In un’intervista al periodico Art in America, Edward Hopper si dichiarò orgoglioso che solo un suo quadro avesse avuto bisogno di restauro «in un’epoca in cui molti artisti giovani sembrano non sapere quanto dureranno i loro quadri, e comunque non se ne preoccupano molto»: era il 1960.

Gli acrilici si screpolano, i polimeri si alterano, i video non sono più leggibili, le installazioni, una volta smontate, diventano disperanti puzzle. L’arte contemporanea sembra volersi negare il futuro. Si presenta come la più fragile, la più effimera, la più «impermanente» di tutte le arti dei secoli precedenti. Se possiamo essere ragionevolmente sicuri (a meno di guerre o bibliche catastrofi) che i nostri figli, nipoti e bisnipoti potranno ancora ammirare la Nike di Samotracia, la Muta di Raffaello, il Davide di Michelangelo, non è sicuro che possano fare altrettanto con i Cretti di Burri, le opere di Rothko, Rauschenberg, Beuys, Kounellis, Pistoletto.

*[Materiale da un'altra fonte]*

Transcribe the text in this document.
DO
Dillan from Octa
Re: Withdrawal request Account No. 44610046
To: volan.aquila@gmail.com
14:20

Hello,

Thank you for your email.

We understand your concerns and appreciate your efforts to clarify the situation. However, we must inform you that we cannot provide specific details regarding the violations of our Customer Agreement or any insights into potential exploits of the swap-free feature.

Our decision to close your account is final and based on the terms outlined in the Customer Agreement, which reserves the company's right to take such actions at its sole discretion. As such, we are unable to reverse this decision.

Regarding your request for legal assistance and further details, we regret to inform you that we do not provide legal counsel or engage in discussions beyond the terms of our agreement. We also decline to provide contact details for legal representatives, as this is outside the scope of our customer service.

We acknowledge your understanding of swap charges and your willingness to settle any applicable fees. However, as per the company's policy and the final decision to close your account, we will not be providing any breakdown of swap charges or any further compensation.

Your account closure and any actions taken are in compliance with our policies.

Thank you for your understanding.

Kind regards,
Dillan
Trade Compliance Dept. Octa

Questo perché l’arte «tradizionale» affidata a materiali conosciuti da secoli come la pietra, il bronzo, la terracotta, la pittura a fresco o a olio, la tempera, può essere curata dai danni del tempo o degli eventi con tecniche di restauro lungamente sperimentate. Il Crocifisso su tavola di Cimabue della chiesa fiorentina di Santa Croce, danneggiato dall’alluvione del 1966, è stato recuperato. Il bellissimo Trittico di San Domenico di Carlo Crivelli tornerà tra poco nelle sale milanesi di Brera dopo l’intervento della restauratrice Barbara Ferriani.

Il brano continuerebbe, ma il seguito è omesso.